Finalization

Sun Mar 26 01:28:03 UTC 2006

Hi -

No I'm not talking about Ephemerons - having done an implementation for 
fun in the past I'm quite aware about the differences ;-) What I'm 
proposing here is simply a (precise) notification mechanism for object 
finalization.

Cheers,
   - Andreas

Nicolás Cañibano wrote:
> Andreas,
>         It sounds to me like you are talking about Ephemerons, am I
> right? VW has support to it, what about Squeak? I have easily
> implemented a Finalizer like the one you mentioned, relying in the
> Ephemeron mechanism. I could give you more details if you want.
> 
> Best regards,
>              Cani
> 
> ----- Original Message -----
> From: Andreas Raab <andreas.raab at gmx.de>
> To: The general-purpose Squeak developers list <squeak-dev at lists.squeakfoundation.org>
> Date: Saturday, March 25, 2006, 12:23:12 AM
> Subject: Finalization (was: Re: [Seaside] WeakArray (again))
> 
>> David Shaffer wrote:
>>> \begin{amateurHour}
>>>
>>> It seems to me that the notification needs to be changed to actually
>>> queueing information about the objects which the GC deams
>>> un(strongly)reachable.  I spent some time staring at
>>> ObjectMemory>>sweepPhase, #finalizeReference: and #signalFinalization:
>>> which seem to be the cornerstones of this process.  All that
>>> #signalFinalization: is currently doing is signaling a semaphore (well,
>>> indicating that one should be "signaled" later).  Why not keep a list of
>>> (oop,i) [i is the offset of the weak reference in the oop] pairs and
>>> somehow communicate those back to a Smalltalk object?  As a total VM
>>> novice it just seems too simple ;-)  What I think I would do is
>>> associate a queue like thing with every weak reference container.  Then
>>> when an object becomes GC-able I'd place the (oop,i) pair in that shared
>>> queue.  What I need is someone to hold my hand through...
>>>
>>> ...designing this "queue like thing".  How about a circular array which
>>> can only be "read" (move the read index) by ST code and only be written
>>> by the VM code?  This avoids a lot of concurrency issues.  Are there any
>>> examples like this in the VM?
>>>
>>> \end{amateurHour}
> 
>> What you've described is not a bad idea in general (and it's probably
>> what VW does) but there are things that I don't like about it.

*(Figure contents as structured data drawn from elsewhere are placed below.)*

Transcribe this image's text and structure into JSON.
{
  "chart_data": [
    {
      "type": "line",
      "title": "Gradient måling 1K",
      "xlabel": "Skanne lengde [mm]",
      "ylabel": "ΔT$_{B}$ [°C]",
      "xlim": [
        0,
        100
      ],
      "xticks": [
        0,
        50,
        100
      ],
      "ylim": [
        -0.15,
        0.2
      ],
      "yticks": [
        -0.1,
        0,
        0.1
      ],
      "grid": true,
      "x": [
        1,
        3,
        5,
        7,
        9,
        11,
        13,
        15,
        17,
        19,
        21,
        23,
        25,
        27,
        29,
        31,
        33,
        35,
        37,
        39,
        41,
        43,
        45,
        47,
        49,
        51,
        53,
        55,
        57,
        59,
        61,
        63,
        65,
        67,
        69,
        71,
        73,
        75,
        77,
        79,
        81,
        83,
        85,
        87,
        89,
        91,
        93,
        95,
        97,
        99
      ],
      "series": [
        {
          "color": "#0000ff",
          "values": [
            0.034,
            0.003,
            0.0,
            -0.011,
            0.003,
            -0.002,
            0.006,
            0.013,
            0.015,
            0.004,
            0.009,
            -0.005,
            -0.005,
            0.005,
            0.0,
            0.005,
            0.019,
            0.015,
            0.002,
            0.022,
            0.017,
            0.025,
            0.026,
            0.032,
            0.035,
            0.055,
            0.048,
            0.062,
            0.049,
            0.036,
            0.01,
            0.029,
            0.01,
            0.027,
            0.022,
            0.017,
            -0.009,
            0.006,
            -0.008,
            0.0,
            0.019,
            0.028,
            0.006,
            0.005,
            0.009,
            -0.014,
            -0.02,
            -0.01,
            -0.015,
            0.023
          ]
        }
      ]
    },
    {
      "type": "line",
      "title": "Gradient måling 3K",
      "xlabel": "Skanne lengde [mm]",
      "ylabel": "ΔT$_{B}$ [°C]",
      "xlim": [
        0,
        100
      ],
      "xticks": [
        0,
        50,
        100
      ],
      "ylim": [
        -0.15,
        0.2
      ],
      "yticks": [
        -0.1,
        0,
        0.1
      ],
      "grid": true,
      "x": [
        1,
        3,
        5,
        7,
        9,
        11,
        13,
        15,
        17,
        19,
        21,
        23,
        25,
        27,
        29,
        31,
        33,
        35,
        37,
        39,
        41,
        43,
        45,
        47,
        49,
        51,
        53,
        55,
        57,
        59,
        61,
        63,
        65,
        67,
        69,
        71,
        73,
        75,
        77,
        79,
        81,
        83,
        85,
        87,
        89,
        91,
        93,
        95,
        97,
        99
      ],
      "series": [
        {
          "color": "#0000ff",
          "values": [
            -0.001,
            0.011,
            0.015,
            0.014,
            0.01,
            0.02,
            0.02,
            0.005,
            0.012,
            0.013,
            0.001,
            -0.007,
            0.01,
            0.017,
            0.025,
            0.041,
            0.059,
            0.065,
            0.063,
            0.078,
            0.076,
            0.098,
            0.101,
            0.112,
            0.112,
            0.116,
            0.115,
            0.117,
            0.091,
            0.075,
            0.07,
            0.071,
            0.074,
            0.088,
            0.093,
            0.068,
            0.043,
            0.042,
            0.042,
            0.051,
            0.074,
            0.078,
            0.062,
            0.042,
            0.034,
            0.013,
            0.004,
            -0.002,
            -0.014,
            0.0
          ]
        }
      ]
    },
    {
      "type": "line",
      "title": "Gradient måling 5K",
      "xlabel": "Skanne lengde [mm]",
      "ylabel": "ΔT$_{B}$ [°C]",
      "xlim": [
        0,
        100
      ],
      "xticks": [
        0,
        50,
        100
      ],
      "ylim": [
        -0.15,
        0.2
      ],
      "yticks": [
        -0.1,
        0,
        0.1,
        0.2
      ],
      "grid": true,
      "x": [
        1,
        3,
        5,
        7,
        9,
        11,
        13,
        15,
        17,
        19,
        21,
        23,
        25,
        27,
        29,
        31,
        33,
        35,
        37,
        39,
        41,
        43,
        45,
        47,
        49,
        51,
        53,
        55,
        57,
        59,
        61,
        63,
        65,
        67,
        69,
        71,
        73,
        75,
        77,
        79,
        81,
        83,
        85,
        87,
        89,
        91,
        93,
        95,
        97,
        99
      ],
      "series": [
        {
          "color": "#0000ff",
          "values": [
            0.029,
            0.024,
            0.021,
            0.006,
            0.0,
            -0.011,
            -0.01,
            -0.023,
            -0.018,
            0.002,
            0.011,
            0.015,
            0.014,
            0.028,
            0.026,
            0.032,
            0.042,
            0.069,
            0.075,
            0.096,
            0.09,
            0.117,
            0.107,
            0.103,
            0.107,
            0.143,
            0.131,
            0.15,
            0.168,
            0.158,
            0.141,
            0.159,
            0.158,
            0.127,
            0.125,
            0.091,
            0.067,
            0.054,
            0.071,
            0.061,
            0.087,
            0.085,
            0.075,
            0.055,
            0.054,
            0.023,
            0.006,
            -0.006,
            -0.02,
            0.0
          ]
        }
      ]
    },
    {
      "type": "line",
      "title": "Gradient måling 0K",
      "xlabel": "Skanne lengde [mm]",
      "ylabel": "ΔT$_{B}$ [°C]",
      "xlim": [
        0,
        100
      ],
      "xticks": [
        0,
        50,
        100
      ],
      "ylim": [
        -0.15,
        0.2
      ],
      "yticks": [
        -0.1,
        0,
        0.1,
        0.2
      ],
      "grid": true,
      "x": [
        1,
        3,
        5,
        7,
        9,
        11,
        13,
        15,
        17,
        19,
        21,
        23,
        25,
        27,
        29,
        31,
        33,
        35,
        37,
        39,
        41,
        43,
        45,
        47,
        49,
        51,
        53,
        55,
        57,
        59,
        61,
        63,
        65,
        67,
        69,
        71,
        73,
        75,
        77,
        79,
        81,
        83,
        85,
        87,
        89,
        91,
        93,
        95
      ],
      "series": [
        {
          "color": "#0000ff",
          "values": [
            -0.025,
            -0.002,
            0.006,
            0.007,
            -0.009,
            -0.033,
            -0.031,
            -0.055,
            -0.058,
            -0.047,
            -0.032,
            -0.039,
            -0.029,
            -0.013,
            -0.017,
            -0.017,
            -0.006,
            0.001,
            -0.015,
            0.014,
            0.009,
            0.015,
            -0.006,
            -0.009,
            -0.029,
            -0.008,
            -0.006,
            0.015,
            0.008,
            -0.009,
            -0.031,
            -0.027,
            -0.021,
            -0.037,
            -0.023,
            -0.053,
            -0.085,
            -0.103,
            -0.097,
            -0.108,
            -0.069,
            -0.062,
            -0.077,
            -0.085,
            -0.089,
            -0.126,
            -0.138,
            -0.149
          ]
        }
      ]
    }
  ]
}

For 
>> example, part of why the finalization process takes so much time is that
>> there are so many weak references lost that we don't care about - the
>> whole idea that just because you use a weak array you need to know when
>> its contents goes away is just bogus. Secondly, once you start relying
>> on "accurate" finalization information you should really make sure it's
>> accurate (e.g., one signal/entry per finalized object). And once you do
>> that you need to deal with the ugly corner cases of an overflow of the
>> finalization queue (and the effect that you probably can't allocate any
>> larger one because the GC you're currently in was triggered by a low
>> space condition to begin with ;-) Nasty, nasty issues.
> 
>> Having said that, let me propose a mechanism that (I think) is 
>> fundamentally different and fundamentally simpler. Namely, to make the
>> requirement that you only get notifications for the finalization of 
>> objects that you explicitly register for by creating a "finalizer" 
>> object, e.g., an observer which is allocated before it's ever needed.
>> This simple change avoids both the problem of GC needing to allocate
>> memory when there is none as well as sending notifications about 
>> finalizations that nobody cares about, which are both very desirable
>> properties. When the object becomes eligible for garbage collection, the
>> finalizer is then put into a list of objects that have indeed been 
>> finalized and the finalization process simply pulls them out of the 
>> queue and sends #finalize to them.
> 
>> In its simplest form, this could mean a finalizer is a structure with
>> (besides the prev and next links for putting it into a structore) two
>> slots a "weak" slot for the object being guarded and a "strong" slot for
>> the object performing the finalization (its #finalizer). When the 
>> garbage collector runs across a Finalizer and notices its observed value
>> is being collected, it can simply put the finalizer into the 
>> finalization list and is done. (btw, this scheme is *vastly* easier to
>> implement than your proposed scheme since everything is pre-allocated
>> and you only move the object from one list to another).
> 
>> But while we're at it, we could also shoot a little bit further and get
>> away from post-mortem finalization (which I find a highly overrated 
>> concept in practice). The only thing we'd change in the above is that
>> the garbage collector would now also transfer the object from the "weak"
>> into the "strong" slot[*1]. This makes the finalizer the sole last 
>> reference to the object. If the finalizer drops it, it's gone. If the
>> finalizer decides to store it, it will survive. Lots of interesting 
>> possibilities and much cleaner since you gain access to the full context
>> of the object and its state.
> 
>> [*1] The easiest way to do this would be to simply clone the object but
>> unfortunately this also has the unbounded memory problem so something a
>> bit more clever might be required. Basically we really want *all* 
>> references to the object except from the finalizer to be cleaned up.
> 
>> Note that weak arrays or other weak classes wouldn't be affected at all
>> by this since only Finalizers get the notifications - all other weak
>> classes would simply drop the references when they get collected and
>> never get notified about anything.
> 
>> Cheers,
>>    - Andreas
> 
> X --------------------------
> 
> 
>